Cabe ao ator um fardo: a mudança instantânea de personalidade trás consigo a incerteza da mesma.
Ele mesmo não exerga-se. Não compreende-se.
Outro fardo: o de tonar a tudo uma peça de teatro. Dramatizar a vida e os acontecimentos.

Com dois fardos como estes cabe a ele a negação de valores atribuídos outrora para algum que o valha de maneira mais dramática e artística. Olha-se o cardápio de acontecimentos e sensações e escolhe-se a com maior pontecial de dramatização. Atribuí-la-á a seu momento e dramatizá-la-á. Inventa-se paixões, gostos, vontades...

Até o momento em que ele se depara com a seguinte afirmação: 'torne-te quem tu és'. Não obstante, não há meio dele tornar-se quem ele é. Afinal, desde seu entendimento por pessoa já o eram escolhidos os valores e sua essência.

Sartre já dizia: 'a existência precede a essência'. Seria essa a pedra-base do existencialismo. Sua existência importa mais que sua essência, já que a essência vai da vontade do existente. Valores, caráter... todos procedem à existência, máxima e absoluta.

Ele não possui domínio de seu eu. Ou possuí?

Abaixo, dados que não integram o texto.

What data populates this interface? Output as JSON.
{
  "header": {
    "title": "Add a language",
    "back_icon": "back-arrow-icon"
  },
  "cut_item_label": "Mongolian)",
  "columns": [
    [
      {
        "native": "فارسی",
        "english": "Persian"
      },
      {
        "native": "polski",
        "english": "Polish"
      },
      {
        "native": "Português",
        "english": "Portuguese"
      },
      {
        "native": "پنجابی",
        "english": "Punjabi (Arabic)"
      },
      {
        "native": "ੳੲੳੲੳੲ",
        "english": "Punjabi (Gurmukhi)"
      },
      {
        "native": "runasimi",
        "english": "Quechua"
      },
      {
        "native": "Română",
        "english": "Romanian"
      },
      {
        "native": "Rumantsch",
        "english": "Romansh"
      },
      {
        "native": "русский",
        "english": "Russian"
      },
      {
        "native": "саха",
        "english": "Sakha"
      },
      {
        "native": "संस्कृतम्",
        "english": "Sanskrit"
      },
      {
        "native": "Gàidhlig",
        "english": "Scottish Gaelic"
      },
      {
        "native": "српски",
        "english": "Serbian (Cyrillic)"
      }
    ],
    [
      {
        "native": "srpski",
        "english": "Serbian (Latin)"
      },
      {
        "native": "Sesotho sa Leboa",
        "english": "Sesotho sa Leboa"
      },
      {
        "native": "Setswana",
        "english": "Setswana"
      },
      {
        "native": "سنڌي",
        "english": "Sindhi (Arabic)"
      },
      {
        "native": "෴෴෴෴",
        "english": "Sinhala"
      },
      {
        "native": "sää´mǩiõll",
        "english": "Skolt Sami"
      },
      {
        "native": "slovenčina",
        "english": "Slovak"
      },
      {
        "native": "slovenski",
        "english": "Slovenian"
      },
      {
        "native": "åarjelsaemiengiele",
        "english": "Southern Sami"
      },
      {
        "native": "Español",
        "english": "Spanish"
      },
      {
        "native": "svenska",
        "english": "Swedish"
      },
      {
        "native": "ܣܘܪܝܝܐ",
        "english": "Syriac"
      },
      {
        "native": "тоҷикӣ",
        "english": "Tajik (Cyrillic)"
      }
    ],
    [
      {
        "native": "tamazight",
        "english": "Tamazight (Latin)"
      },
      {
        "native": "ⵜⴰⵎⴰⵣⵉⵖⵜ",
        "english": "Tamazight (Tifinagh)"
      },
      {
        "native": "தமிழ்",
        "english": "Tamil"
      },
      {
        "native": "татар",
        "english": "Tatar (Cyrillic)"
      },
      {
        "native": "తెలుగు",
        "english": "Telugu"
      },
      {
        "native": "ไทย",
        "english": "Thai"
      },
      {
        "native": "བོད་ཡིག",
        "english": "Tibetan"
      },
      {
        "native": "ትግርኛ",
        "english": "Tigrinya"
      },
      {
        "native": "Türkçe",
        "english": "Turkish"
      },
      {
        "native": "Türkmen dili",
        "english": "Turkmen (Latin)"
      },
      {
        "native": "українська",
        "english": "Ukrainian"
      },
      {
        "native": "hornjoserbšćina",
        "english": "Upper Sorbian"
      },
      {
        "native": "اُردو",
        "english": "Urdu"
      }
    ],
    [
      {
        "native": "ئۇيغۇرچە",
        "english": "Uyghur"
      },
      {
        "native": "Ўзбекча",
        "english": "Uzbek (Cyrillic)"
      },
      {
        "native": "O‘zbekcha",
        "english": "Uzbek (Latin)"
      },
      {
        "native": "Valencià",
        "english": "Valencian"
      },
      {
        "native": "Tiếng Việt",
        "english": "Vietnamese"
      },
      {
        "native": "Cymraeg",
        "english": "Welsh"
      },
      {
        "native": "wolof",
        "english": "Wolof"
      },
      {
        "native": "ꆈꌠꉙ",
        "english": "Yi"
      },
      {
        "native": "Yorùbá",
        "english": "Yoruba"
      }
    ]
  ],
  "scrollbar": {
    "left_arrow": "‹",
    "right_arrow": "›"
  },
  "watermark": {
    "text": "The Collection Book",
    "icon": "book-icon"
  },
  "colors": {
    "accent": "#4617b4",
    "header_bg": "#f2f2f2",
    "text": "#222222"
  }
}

quarta-feira, 17 de dezembro de 2008

Há, em mim, uma grande contradição: Ao mesmo tempo que tenho a quase necessidade de romantizar e carregar todos os pequenos detalhes, sentimentalmente falando; tenho a certeza que há, em mim, um vazio.
Não que eu seja um invólucro, contudo não sinto. Sinto de uma maneira a qual não me satisfaz. Não me supre. Tenho pouco sentido e ainda assim há a vontade da sentimentalização.
Falta-me a noção de ser ou não sentimental.
Não sinto, em mim, os sentimentos, logo não os são.

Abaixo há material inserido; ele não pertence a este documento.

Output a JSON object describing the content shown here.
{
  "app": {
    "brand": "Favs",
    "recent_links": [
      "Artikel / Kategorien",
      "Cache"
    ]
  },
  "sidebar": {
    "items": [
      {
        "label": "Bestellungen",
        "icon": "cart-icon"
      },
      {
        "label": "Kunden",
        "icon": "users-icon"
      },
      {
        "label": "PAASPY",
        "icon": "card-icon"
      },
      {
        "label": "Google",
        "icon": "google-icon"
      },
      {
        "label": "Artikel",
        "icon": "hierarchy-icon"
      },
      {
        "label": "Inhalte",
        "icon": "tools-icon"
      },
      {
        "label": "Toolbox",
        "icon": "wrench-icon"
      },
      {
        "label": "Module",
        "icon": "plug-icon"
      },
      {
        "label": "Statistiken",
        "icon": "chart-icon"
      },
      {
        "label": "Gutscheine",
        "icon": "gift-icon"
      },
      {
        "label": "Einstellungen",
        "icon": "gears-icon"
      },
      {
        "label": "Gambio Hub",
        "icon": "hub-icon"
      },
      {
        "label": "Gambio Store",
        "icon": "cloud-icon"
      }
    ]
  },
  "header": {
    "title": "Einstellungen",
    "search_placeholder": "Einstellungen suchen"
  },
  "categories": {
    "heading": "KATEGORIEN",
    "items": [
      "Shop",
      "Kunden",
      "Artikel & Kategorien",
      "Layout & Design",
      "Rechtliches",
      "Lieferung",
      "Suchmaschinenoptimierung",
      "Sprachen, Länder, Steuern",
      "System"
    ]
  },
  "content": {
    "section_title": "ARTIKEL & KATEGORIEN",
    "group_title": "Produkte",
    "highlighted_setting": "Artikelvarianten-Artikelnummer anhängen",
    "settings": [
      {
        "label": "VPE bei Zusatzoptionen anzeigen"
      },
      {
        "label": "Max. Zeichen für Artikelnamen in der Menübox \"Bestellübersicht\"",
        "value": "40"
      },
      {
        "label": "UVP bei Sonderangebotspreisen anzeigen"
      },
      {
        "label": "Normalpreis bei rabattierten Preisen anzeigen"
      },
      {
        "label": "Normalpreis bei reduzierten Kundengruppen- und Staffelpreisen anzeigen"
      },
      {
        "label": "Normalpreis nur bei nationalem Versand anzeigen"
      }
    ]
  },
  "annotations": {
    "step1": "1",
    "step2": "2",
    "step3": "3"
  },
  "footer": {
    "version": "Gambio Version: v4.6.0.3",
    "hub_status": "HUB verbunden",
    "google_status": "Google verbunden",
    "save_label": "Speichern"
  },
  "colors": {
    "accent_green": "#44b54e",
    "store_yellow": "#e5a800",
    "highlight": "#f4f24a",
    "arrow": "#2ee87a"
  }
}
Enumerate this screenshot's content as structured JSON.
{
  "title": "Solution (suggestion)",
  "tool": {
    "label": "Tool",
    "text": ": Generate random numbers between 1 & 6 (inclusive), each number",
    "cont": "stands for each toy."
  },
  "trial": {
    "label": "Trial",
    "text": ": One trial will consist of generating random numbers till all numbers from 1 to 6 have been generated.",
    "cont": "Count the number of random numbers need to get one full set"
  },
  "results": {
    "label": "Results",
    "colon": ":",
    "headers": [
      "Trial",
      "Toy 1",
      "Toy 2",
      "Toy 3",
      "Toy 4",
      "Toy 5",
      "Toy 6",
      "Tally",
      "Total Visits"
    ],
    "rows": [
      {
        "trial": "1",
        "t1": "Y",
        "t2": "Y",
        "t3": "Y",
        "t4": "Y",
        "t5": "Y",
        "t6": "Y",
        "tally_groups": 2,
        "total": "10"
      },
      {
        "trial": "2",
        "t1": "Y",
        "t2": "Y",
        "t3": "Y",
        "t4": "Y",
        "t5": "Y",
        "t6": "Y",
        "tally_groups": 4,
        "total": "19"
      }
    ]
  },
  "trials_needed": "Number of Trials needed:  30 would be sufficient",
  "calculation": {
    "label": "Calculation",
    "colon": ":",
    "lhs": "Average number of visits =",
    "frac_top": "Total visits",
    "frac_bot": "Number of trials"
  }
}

quarta-feira, 10 de dezembro de 2008

Vodca insône

Clic e o portão abriu. Ela desceu do carro e despediu-se torpe da amiga entorpecida. Costumeiramente não cumprimentou o porteiro. Bling e o elevador chega. Automaticamente a porta abriu e ela entrou. Entrou em casa e cheirou. O cheiro impregnou-se. Desde o carro nada permaneceu intacto além do cheiro. Ora, que viril! Derrotou tudo e moustrou-se único nas preocupações e indagações dela. Toc a sola do salto pelo apartamento, a varanda estava mais fresca. O banheiro estava úmido dos banhos ultimamente quentes dos dias permenentemente frios. Nada. Nada a livrava daquele cheiro. E que cheiro era? Algo como um prenúncio. Era cheiro de terra molhada. Bip e o fornô de microondas declarou pronto chá. O que foi ingerido foram duas doses. Tim tim e ela brindou sozinha. Dois copos de uma vez. Ela e o cheiro continuaram juntos... Um lapso! Voltou-lhe a memória: foi o homem. Nada mais de cheiro, ela fez de tudo pra despir-se do cheiro que caía-lhe como camisa de força. Estava sentindo-se presa. Os braço mexiam-se na prisão desesperada. Mais uma dose para livrar-lhe do gosto. Que seria? O anunciação era clara, porém turva. Ela não entendia nada, e isso a desesperava. Ora, sempre racional e olhos de falcão! Eles a abandonaram logo nesse momento. Cheirou e gritou. Mais uma dose e tomou um comprimido. Mais uma dose e foi ao chuveiro. Tonta, doida, desesperada. A cheirou fincou-se em suas costas. Esfregou-se forte com o sabonete, e tontou mais. Mordeu a mão, tonteou mais e dormiu.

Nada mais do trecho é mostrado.